Gandhi accepted socialism as a part of his programme to do away with social and economic inequalities. Gandhian socialism, however, is in a class by itself. It did not arise as a result of his studies of the writings of Karl Marx and others, nor was it derived from the horrors of capitalism, nor was it an outcome of his reactions against the prevailing faulty socio-economic setup, as was the case with Saint Simon, Owen, Fourier, etc. Socialism to Gandhi was a religion wherein “the Prince and the peasants, the wealthy and the poor, the employer and the employee, are all on the same level”. In terms of religion, there is no duality in socialism.
In order to understand Gandhi’s Sarvodaya or as, some people have inadequately described it, “Gandhian Socialism”, it is necessary to state certain basic convictions that he held on the property and economic equality. Speaking in London on September 22, 1931, Gandhi said, “possession seems to me to be a crime. I can only possess certain things when I know that others, who also want to possess similar things, are able to do so”. Gandhi equated private property in excess of the basic needs of human existence with exploitation, and it was this distrust of private property that made him proclaim several times that he was a socialist and a communist, though he was also quick to repudiate the other aspects of these creeds. Gandhi also proclaimed his profound belief in the rightness of economic equality. He made a sharp distinction between contribution and retention, and said, “economic equality of my conception does not mean that everyone would literally have the same amount. It simply means that everybody should have enough for his or her needs”. The real meaning of economic equality is “to each according to his need”.
He shared with the Marxists their belief in the inevitability of the end of capitalism and agreed that socialism was the coming social order, but he did not accept their thesis that class war and violence were the only possible mid-wives of fundamental social change. Nor did he believe that such a change could be permanent if brought about by violence. For bringing about an enduring change, Gandhi believed that use had to be made of education, persuasion, love and non-violence. Declaring that “socialism is as pure as crystal”, and, therefore, needed crystal-like means to achieve it, he asserted that truth and Ahimsa must be incarnated in socialism and proclaimed his faith thus “This I do say fearlessly and firmly, that every worthy object can be achieved by the use of Satyagraha. It is the highest and infallible means, the greatest force. Socialism will not be reached by any other means”.

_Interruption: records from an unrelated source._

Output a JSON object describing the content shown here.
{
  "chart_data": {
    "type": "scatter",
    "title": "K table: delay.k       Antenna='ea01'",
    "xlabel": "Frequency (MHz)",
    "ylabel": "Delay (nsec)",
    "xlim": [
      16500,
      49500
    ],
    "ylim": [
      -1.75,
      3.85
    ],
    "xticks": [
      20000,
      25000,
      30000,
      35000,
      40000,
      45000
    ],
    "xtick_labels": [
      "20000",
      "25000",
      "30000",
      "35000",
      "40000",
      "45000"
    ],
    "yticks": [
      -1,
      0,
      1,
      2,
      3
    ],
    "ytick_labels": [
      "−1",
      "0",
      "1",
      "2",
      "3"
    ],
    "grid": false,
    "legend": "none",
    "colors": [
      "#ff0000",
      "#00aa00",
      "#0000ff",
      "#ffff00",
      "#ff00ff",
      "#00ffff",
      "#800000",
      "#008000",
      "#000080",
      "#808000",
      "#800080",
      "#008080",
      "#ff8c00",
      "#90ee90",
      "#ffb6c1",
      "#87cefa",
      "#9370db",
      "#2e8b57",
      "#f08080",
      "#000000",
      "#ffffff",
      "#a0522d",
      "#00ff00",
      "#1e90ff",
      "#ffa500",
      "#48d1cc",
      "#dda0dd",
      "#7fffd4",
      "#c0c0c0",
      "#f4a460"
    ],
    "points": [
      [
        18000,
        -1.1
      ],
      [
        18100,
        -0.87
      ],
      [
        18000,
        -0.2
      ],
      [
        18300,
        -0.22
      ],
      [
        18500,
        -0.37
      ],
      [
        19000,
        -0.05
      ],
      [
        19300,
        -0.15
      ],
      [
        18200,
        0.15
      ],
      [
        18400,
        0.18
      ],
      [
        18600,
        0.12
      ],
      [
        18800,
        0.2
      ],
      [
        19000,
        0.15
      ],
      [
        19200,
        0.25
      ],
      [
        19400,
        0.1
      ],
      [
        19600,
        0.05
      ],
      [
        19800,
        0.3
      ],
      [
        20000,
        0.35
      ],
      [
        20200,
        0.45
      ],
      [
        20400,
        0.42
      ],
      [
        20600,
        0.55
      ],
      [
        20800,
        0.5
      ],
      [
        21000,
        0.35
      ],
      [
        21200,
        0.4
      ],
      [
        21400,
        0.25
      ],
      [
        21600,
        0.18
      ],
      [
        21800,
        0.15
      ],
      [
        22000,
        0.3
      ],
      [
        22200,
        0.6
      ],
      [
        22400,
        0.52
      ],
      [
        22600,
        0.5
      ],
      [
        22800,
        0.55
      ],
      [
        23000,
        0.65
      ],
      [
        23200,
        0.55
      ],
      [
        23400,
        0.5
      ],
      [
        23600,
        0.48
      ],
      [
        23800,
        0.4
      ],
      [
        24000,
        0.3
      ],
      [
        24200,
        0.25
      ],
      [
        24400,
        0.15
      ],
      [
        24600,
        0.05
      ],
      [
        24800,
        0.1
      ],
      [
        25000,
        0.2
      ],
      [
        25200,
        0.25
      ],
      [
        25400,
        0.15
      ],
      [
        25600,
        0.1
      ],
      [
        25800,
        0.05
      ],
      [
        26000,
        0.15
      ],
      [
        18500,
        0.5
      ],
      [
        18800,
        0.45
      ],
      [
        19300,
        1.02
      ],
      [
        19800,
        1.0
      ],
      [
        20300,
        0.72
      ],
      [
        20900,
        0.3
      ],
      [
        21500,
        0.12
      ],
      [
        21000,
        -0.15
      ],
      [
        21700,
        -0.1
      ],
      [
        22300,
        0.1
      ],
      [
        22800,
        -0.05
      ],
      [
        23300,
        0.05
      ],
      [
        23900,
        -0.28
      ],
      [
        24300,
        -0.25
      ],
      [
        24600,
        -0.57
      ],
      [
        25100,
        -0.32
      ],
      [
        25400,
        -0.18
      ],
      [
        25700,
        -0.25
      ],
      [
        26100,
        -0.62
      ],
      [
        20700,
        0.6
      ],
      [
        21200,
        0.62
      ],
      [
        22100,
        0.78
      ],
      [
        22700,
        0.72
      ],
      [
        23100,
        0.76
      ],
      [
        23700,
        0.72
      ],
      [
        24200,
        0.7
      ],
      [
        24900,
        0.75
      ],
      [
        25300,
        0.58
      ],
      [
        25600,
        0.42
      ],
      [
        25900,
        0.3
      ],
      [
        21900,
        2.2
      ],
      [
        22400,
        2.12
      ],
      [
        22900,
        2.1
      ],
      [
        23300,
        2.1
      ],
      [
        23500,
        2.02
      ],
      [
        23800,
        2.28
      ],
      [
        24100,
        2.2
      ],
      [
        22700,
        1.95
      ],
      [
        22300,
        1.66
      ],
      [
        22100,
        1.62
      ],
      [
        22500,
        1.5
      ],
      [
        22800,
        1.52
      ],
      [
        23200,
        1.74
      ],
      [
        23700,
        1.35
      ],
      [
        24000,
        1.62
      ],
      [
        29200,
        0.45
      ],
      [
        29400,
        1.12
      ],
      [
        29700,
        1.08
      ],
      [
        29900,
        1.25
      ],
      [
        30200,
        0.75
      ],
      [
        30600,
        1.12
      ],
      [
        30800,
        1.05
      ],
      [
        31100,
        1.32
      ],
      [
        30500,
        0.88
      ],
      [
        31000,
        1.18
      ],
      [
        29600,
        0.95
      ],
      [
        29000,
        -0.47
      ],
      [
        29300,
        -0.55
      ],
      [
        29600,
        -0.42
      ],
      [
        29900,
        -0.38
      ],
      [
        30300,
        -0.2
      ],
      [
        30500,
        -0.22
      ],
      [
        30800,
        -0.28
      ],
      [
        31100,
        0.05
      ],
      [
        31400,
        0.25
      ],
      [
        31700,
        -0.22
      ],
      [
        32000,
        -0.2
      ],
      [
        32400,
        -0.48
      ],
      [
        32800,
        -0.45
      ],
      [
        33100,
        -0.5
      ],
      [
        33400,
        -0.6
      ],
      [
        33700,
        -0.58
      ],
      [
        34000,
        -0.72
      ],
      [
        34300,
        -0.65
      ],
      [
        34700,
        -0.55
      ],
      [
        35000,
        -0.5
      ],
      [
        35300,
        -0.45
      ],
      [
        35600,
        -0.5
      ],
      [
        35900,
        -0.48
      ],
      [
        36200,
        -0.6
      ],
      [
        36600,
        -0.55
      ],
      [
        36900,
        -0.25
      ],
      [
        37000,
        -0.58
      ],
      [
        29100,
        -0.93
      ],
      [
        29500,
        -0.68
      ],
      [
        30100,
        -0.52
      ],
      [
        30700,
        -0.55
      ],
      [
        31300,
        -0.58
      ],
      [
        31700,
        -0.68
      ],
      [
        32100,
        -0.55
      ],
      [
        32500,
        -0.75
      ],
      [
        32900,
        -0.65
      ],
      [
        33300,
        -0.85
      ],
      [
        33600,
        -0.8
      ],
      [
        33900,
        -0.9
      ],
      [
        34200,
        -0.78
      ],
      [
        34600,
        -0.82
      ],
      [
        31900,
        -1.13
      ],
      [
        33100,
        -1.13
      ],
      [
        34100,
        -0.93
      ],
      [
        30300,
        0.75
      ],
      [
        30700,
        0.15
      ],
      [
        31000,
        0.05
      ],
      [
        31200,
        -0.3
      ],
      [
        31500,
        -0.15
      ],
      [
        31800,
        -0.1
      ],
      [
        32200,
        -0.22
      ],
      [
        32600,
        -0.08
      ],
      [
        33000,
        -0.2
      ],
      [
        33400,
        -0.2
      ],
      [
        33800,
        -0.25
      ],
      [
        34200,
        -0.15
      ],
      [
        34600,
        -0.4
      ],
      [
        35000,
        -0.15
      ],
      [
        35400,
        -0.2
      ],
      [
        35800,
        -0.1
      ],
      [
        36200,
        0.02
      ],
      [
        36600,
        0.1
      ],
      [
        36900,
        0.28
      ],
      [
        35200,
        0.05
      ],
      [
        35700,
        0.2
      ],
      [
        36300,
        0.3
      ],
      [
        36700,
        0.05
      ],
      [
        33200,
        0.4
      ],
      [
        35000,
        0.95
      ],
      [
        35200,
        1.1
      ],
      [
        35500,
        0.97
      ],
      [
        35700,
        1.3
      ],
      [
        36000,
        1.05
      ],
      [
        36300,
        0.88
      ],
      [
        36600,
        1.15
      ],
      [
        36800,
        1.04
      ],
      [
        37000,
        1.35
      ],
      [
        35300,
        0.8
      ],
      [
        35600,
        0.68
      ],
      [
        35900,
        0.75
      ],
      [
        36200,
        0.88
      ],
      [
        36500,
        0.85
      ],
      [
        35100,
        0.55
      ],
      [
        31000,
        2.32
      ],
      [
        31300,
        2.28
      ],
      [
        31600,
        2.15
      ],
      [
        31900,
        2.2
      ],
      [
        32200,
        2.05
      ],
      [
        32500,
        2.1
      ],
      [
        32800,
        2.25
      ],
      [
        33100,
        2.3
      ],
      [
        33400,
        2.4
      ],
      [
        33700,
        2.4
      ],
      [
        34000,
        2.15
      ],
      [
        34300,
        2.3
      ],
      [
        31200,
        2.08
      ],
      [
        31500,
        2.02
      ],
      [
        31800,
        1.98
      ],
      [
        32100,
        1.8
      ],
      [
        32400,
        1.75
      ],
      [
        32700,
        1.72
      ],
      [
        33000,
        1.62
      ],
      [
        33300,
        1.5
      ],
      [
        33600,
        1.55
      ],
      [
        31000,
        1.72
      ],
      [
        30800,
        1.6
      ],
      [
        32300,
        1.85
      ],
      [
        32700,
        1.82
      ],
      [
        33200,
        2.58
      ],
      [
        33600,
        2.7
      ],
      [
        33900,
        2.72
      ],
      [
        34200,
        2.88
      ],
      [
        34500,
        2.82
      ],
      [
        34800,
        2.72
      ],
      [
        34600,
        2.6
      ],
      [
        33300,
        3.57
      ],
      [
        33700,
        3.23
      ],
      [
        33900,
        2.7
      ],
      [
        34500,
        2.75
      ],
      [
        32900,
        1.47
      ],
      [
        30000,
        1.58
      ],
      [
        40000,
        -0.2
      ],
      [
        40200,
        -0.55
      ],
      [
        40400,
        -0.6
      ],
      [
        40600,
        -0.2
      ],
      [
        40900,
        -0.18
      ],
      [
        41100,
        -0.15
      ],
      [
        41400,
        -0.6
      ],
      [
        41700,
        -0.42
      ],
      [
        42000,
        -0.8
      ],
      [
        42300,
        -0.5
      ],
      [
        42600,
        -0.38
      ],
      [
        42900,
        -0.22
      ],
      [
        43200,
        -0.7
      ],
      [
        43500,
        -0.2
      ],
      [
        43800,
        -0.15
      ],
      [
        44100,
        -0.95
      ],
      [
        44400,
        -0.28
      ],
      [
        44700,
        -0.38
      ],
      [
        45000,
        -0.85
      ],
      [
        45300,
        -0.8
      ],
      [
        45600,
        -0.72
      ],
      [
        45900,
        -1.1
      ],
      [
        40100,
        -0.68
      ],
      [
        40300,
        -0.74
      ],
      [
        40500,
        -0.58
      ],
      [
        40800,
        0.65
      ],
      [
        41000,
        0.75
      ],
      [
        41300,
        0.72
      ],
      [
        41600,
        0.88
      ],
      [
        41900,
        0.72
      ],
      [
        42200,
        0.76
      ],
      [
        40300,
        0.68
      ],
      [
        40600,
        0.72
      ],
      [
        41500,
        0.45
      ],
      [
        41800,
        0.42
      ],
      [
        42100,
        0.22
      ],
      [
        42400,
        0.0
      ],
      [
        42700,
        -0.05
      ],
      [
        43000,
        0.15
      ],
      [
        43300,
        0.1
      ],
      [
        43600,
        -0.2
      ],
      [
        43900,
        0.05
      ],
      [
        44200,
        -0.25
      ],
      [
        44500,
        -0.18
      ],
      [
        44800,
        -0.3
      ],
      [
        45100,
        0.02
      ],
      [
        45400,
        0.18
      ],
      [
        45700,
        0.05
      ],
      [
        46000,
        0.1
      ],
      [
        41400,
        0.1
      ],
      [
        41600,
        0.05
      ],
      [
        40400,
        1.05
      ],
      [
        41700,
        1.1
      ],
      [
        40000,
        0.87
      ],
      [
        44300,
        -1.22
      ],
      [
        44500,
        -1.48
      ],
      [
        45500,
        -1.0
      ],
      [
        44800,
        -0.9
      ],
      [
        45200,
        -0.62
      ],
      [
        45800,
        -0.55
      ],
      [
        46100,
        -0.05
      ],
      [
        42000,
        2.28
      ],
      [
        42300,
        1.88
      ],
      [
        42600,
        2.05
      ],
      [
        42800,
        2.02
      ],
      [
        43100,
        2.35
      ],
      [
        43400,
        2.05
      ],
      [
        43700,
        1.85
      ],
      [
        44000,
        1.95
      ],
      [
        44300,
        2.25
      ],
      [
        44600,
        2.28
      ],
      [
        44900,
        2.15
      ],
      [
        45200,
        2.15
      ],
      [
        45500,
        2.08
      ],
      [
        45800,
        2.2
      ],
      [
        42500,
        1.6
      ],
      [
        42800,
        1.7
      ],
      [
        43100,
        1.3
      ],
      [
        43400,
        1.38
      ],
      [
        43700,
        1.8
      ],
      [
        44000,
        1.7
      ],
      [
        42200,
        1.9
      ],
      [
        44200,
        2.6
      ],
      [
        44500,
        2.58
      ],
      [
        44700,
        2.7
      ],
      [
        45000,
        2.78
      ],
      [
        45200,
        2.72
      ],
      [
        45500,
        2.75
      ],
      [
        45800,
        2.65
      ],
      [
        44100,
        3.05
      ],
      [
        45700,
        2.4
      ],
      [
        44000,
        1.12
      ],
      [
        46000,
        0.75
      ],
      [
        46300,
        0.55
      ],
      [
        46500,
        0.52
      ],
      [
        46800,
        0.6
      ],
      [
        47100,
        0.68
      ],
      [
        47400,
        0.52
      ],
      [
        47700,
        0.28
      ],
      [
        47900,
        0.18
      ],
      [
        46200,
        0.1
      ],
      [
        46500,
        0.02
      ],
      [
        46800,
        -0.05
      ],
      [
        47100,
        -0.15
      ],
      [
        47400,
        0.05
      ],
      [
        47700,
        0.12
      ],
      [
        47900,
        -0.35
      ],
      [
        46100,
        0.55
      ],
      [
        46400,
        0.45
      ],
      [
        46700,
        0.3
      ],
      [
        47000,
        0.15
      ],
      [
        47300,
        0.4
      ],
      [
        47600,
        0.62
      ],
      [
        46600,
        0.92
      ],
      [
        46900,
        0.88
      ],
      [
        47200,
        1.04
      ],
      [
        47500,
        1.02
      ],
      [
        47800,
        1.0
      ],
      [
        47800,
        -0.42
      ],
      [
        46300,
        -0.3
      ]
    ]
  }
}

For Gandhi socialism was not limited by class constraints. He believed in a classless society but did not think that this involved the destruction of the individuals who constituted the propertied classes. He was not prepared to identify capitalism with capitalists nor agrarian exploitation with landlords. He was a believer in the essential unity of man. For him, “all human activities, whether political or economic, social or religious, had to be guided by the ultimate vision of God, and this could be secured only by the service of all”. “I am a part and parcel of the whole”, he declared “and I cannot find him apart from the rest of humanity”.
Gandhi believed that it was possible through non-violence to transform the existing relationship between the classes and the masses into something healthier and purer and he could not subscribe to any social order, however good it was in other respect, that did not conform to his fundamental conviction in Truth and Non-Violence. In the Gandhian dictionary, it is impossible to distinguish between means and ends, and therefore, Gandhi’s conception of socialism was basically different from that associated with communism or scientific socialism or the Russian or the Chinese experiment. The Gandhian alternative is Sarvodaya, a classless society based on the destruction of the class but not on the destruction of the individual who constitutes the classes.
Gandhi also claimed for his socialism of Sarvodaya and Trusteeship the ability to survive on a self-sustaining and permanent basis which, he held, was not possible in the case of the socialism or communism of the Marxist conception. This was not only because the latter used violence as its means and according to Gandhi, nothing secured by violence could survive on a permanent basis, but also because socialism through violence only destroyed possession but did not destroy possessiveness.